Monday, April 27, 2009, marks the 218th anniversary of the birth of Samuel F.B. Morse, inventor of the telegraph. Samuel Morse’s birthday should be a reminder to us that simple can be powerful. The invention of the telegraph had profound effects on the history of the United States and the entire world. Yet the telegraph is a simple device basically comprising three parts: an electric current, a “key” for completing or breaking an electrical circuit, and an electromagnet. See, e.g., History, Theory, & Construction Of The “Electric Telegraph.”

The history of the telegraph should also be a reminder to new entrepreneurs that simple is not always simple. While Samuel Morse obtained a U.S. patent for his telegraph, it was challenged and generally ignored. Morse wrote of defending his patent:

“I have been so constantly under the necessity of watching the movements of the most unprincipled set of pirates I have ever known, that all my time has been occupied in defense, in putting evidence into something like legal shape that I am the inventor of the Electro-Magnetic Telegraph!! Would you have believed it ten years ago that a question could be raised on that subject?”

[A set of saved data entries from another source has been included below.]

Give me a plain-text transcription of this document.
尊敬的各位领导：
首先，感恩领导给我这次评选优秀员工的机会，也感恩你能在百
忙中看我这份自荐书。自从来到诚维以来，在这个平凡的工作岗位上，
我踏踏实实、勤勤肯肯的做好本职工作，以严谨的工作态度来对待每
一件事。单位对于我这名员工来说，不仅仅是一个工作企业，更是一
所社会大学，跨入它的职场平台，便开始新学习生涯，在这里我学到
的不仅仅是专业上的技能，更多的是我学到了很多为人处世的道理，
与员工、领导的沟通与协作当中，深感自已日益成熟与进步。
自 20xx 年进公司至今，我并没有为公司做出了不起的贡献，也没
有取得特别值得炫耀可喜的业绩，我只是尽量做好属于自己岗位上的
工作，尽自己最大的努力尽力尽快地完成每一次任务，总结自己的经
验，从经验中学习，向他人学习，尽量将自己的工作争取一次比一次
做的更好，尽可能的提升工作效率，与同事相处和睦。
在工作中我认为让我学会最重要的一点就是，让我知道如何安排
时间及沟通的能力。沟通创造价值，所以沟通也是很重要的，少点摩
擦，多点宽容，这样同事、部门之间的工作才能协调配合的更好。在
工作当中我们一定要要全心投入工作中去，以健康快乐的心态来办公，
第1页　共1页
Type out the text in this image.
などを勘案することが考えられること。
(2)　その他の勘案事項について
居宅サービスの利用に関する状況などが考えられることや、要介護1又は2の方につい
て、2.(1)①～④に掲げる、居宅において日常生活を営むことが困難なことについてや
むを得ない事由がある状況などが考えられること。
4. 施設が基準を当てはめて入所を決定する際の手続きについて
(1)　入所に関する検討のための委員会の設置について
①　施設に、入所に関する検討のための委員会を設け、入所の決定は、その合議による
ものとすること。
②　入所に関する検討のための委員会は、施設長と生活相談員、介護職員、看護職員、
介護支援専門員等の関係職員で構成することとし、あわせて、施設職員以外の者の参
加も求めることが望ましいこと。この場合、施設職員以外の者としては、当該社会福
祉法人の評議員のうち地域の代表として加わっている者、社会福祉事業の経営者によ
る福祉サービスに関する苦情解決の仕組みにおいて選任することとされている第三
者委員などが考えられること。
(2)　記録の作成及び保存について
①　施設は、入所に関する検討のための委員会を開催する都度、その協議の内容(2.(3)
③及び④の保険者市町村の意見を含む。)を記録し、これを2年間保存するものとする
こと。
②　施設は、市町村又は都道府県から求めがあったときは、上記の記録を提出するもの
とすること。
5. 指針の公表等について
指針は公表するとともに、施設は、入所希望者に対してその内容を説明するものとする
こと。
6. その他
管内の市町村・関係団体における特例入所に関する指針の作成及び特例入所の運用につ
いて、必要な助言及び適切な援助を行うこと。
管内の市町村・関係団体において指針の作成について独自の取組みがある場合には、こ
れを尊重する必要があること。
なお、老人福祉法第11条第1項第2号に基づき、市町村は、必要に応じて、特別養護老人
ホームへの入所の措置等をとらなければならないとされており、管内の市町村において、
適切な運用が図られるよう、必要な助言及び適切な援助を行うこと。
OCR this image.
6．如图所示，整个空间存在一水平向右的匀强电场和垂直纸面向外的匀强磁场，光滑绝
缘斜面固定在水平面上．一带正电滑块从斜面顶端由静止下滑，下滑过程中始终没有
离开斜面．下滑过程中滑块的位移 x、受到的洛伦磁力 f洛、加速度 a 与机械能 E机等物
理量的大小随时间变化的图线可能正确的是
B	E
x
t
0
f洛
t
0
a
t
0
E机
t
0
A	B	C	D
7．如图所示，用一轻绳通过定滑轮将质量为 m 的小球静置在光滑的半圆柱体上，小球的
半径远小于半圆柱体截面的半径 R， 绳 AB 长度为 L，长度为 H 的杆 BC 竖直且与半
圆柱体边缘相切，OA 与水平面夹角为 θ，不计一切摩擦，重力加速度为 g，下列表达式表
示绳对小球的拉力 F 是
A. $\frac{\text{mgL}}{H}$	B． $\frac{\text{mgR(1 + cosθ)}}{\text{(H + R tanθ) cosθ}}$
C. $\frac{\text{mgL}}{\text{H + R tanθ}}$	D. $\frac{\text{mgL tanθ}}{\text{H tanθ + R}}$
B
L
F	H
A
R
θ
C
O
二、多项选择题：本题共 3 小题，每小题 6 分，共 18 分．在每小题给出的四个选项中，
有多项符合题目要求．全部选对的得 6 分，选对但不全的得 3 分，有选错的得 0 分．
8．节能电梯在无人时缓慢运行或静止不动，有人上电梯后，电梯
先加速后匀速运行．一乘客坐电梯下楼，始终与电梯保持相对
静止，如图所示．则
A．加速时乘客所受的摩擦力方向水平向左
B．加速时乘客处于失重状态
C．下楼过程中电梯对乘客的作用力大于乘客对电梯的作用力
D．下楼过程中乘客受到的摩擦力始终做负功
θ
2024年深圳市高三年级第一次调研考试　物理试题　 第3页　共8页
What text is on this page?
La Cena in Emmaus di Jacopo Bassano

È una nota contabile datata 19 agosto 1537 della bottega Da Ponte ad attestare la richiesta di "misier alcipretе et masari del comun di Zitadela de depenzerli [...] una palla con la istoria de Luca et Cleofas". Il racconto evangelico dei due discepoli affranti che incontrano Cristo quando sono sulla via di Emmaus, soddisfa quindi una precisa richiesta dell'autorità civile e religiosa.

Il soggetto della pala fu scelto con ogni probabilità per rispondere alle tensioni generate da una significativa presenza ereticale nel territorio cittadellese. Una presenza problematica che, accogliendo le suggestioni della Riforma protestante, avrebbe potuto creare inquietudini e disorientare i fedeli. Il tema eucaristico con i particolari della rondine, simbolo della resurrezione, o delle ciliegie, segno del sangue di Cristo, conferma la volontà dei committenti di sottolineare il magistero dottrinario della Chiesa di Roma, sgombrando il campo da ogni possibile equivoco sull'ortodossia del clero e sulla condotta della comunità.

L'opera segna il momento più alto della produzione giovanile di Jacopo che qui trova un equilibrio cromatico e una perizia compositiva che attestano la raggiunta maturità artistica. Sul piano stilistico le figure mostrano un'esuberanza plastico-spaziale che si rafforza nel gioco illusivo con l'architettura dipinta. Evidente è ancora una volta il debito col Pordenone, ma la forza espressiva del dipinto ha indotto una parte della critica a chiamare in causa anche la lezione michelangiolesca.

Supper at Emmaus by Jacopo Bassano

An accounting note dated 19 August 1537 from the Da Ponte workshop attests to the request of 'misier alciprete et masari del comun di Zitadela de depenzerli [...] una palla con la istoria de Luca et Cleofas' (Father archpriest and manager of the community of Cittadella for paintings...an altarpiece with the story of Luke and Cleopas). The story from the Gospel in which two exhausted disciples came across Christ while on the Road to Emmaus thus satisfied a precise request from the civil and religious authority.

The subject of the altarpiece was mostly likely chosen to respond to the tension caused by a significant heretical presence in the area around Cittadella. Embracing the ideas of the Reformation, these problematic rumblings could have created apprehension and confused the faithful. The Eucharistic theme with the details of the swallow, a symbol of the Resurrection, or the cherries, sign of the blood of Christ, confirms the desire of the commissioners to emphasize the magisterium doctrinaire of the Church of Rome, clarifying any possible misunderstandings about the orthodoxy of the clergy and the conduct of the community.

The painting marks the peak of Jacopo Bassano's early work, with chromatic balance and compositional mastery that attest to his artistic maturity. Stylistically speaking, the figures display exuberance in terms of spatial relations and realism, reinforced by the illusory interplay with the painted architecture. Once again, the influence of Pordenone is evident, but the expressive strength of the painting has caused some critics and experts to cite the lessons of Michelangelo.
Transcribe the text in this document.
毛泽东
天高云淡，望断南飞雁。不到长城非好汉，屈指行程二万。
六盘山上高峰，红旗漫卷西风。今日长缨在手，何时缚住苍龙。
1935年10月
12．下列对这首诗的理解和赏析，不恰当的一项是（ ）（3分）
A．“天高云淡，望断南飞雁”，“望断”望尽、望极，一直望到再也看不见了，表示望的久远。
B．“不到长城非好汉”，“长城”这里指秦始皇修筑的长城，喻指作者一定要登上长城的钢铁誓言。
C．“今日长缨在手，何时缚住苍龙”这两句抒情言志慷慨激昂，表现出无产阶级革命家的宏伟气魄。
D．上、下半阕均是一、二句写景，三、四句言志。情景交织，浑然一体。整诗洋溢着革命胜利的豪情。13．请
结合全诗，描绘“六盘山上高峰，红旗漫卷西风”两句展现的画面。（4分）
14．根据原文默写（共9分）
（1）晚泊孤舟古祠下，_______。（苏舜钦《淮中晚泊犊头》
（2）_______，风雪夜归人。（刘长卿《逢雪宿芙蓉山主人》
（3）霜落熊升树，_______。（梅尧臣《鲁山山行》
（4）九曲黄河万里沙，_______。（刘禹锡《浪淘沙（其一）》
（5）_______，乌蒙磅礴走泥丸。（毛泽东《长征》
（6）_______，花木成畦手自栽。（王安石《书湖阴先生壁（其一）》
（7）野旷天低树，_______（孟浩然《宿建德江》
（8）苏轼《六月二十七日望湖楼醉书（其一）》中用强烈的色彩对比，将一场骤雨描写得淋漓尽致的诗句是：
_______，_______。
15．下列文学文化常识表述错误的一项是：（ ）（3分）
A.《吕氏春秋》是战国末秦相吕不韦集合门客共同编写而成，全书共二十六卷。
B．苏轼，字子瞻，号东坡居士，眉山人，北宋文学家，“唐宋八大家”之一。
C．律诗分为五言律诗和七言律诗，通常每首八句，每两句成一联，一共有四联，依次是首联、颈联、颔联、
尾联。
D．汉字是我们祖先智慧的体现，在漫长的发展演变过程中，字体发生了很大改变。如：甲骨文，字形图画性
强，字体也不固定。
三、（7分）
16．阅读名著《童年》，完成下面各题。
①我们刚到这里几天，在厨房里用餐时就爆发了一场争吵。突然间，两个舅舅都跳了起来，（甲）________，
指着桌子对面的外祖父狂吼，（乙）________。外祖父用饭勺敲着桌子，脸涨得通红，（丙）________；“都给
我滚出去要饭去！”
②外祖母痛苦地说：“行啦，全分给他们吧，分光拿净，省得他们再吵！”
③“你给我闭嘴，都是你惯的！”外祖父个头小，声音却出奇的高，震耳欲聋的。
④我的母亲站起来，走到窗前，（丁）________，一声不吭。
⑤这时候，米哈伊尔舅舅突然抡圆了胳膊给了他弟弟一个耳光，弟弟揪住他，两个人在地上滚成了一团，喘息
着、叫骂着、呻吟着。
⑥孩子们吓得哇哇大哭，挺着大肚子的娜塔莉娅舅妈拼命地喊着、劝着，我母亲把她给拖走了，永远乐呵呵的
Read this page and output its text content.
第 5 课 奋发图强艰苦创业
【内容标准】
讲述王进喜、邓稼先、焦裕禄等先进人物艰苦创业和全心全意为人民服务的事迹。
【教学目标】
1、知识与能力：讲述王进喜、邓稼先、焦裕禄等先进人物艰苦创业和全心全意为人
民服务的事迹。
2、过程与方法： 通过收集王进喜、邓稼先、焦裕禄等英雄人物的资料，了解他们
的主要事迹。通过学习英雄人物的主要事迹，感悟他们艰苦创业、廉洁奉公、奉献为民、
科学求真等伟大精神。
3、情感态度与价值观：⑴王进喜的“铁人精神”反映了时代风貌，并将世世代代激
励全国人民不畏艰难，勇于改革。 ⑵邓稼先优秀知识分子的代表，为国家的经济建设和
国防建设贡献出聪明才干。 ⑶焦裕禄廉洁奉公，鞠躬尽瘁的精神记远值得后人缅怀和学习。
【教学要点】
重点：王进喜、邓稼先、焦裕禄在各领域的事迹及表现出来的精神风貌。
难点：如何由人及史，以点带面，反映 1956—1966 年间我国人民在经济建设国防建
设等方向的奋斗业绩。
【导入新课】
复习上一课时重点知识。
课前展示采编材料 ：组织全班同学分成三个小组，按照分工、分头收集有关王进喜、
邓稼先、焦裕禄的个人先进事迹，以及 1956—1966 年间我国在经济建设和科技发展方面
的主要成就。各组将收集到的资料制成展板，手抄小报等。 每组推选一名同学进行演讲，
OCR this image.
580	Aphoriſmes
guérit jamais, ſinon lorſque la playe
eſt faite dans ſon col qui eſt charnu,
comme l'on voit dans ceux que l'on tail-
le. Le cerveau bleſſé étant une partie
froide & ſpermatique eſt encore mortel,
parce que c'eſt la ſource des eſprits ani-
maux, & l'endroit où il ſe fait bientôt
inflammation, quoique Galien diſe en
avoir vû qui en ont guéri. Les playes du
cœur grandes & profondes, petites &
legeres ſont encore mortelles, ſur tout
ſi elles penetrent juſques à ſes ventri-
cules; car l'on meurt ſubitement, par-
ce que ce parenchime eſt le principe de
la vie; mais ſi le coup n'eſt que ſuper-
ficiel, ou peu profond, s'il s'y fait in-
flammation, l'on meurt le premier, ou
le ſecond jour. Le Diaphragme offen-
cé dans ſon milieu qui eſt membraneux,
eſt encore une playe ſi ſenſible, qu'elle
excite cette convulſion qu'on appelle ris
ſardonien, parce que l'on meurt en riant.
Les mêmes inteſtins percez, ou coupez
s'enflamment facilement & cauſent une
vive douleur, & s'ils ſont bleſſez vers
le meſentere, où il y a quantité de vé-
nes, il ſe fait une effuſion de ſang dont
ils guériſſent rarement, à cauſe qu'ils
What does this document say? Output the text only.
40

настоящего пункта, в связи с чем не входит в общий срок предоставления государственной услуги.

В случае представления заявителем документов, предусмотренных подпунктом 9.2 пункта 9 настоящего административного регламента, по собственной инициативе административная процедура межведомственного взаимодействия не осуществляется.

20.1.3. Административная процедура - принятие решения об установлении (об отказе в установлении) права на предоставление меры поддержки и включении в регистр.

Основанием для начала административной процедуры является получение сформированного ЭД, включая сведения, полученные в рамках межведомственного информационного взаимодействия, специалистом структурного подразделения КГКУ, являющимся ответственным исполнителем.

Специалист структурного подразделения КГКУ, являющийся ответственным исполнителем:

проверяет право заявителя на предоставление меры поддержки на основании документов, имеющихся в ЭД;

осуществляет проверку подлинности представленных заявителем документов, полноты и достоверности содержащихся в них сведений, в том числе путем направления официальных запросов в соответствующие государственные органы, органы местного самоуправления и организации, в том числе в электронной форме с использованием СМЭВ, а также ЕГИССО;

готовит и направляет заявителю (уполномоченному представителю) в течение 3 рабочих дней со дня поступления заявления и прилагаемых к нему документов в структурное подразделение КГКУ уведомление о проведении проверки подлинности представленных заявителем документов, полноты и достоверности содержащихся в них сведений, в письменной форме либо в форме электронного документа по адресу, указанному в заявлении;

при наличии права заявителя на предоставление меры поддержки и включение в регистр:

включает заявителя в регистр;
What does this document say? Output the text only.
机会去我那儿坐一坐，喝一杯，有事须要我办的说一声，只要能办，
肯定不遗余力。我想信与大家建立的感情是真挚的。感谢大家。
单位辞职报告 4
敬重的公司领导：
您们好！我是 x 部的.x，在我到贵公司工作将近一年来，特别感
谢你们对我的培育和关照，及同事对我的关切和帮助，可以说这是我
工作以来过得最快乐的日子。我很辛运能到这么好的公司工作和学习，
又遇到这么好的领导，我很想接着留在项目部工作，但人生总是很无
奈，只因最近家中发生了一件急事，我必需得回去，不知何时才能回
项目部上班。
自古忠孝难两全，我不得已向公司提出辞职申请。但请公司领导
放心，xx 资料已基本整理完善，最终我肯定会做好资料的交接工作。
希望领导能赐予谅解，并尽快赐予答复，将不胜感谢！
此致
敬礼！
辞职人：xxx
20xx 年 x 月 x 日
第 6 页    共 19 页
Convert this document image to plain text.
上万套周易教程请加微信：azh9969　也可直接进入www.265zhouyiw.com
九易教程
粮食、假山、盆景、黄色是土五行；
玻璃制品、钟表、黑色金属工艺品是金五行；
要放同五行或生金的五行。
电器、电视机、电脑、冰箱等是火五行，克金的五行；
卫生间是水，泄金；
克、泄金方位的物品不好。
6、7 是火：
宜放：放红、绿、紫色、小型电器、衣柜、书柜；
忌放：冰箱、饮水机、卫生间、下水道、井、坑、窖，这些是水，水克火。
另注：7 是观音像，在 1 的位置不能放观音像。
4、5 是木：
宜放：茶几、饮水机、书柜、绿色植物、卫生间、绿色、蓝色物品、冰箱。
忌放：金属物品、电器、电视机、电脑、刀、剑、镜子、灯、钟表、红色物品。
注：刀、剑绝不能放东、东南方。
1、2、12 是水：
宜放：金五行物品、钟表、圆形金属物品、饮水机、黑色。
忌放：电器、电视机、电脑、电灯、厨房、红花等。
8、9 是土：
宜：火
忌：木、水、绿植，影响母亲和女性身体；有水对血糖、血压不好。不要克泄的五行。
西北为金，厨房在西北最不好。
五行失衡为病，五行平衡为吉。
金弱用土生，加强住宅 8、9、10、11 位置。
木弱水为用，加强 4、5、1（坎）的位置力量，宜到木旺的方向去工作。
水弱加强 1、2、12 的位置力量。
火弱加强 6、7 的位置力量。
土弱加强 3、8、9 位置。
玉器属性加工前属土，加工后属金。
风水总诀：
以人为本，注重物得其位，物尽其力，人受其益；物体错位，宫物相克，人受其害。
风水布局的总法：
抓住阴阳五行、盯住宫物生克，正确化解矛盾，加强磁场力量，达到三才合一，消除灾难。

See Wikipedia Biography of Samuel Morse. In fact, Morse defended his telegraph patent before the U.S. Supreme Court, which decided in 1854 that the eighth claim was invalid as being overly broad. However, the first seven claims of Morse’s telegraph patent were upheld. See, e.g., Presentation by Richard Nydegger.

Furthermore, while the public generally recognizes Samuel Morse as the inventor of the telegraph, that title is not without controversy. See, e.g., The Telegraph Invention: A Claim That It Was Due To Alfred Vail Rather Than To Morse. See also The History of the Electric Telegraph and Telegraphy.

Nonetheless, whether Samuel Morse was the actual inventor of the telegraph or not, he played a primary role in the commercialization of the electric telegraph in the U.S. and in 1851 his telegraph apparatus was adopted as the official standard for European telegraphy.

What to remember? Simple inventions can be powerful, but commercializing and defending any valuable invention can be a challenge.